My first reaction was "not a real threat, the quality will be low."

I caught myself. Because that's the most dangerous thing a PM can think.

Users can't distinguish quality from low-quality without trying. They download first. And "Dental Note Pad" — a simple app that organizes appointment notes — might solve enough of the problem for a solo dentist who doesn't need a full EHR. For free. It's serving a real slice of the market I'm also targeting.

Dismissing that slice is easy. But that slice is my potential customer.


This supply shock is now a fundamental strategy question for product managers.

If anyone can build an app, building is no longer a competitive advantage. That race is over. We've been equalized — with skilled developers and with people who had a productive weekend.

What's left?

Trust. A dentist won't enter patient data into an app they've never heard of. That's one of my biggest asymmetric advantages — built over years of working in healthcare, understanding compliance requirements, proving we handle sensitive data carefully. But it doesn't stay put. I have to demonstrate it, communicate it, prove it again with each new customer. Trust isn't a reputation you hold. It's one you earn continuously.

Niche depth. "Dental clinic software" is too broad. "The software that helps an independent dentist in Turkey close out their clinical day in 30 minutes" is specific. A generic competitor hasn't optimized for that. A weekend project hasn't either. The deeper the niche, the harder it is for a fast-built solution to reach it — because reaching it requires understanding the domain first.

Distribution. When there are 80 competitors in the App Store, visibility is critical. SEO, word-of-mouth, referrals through clinician networks — these matter as much as product quality now. Maybe more. Because the best product that can't be found can't win.


Here's the part that's uncomfortable: I'm also using these same tools.

I prototype faster.
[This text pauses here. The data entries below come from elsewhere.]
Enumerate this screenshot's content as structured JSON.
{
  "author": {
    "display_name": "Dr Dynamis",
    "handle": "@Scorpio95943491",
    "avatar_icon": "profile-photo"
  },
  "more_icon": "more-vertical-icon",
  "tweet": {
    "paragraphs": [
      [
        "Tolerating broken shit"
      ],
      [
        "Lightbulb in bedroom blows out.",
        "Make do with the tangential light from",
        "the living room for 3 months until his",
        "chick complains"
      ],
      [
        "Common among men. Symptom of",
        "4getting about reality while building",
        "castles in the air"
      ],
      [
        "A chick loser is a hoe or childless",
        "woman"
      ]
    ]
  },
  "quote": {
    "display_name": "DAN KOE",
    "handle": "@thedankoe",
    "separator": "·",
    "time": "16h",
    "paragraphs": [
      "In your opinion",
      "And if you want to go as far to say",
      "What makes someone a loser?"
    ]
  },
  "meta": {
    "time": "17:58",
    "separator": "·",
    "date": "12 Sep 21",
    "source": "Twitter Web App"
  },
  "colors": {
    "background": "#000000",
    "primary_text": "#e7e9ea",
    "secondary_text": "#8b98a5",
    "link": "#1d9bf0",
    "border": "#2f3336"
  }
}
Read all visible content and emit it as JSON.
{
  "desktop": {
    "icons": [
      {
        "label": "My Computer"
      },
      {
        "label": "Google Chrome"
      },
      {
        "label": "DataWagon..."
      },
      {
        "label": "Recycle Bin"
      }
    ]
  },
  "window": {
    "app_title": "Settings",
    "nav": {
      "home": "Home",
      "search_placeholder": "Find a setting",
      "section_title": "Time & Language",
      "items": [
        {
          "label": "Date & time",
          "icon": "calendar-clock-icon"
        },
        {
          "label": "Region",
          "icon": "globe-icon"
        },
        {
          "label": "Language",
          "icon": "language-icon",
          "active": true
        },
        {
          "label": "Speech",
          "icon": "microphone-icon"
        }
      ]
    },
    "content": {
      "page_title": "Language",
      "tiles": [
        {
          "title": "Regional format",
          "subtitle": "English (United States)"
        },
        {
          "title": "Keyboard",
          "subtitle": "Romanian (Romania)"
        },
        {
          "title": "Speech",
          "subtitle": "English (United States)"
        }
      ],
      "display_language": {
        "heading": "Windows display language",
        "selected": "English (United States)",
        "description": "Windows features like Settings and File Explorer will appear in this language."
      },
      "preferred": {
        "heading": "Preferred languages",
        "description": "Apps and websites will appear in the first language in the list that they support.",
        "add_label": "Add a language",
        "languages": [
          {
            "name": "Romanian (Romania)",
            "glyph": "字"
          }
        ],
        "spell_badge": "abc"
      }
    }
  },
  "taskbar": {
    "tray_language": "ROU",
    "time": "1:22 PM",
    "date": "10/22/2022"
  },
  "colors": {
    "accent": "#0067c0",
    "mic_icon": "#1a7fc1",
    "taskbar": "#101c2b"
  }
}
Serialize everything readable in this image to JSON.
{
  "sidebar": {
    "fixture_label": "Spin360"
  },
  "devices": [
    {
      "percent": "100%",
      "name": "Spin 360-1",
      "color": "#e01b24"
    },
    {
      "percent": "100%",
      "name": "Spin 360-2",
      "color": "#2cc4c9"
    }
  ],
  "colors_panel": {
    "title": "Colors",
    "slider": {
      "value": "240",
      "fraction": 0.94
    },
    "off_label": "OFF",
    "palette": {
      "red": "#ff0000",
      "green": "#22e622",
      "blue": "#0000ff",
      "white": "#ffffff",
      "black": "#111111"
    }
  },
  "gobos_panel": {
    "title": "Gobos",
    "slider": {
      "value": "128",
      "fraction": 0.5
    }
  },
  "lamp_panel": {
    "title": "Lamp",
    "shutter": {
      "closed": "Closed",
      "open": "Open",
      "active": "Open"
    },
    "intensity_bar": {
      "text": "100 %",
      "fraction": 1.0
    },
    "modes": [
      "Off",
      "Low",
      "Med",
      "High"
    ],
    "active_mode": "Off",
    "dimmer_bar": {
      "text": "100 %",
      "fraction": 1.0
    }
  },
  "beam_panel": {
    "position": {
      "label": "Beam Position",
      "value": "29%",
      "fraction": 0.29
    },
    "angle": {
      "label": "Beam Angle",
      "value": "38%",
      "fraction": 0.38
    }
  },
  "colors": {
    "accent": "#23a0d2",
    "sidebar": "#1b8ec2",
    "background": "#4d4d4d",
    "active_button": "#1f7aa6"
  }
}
Small ideas that lived on the "if we ever have time" list are getting done. Things that took a week two years ago take half a day now. These tools are accelerating me too.

The problem: my competitors are using them too. Speed advantage: gone. When everyone's pace increases, no one has a speed advantage.

What remains asymmetric: domain knowledge. Knowing the user. Being able to translate that knowledge into product decisions.

I work in healthcare. I know how a clinician's morning starts, where they get stuck mid-day, what they have to reconcile at month-end, why they hate the accounting integration. That knowledge doesn't come from documentation. It comes from reading support tickets, talking to users, watching where the product fails them — accumulated over years.

A competitor can't acquire that in a weekend.

When anyone can build an app, the differentiation was never in the building. Maybe it never was.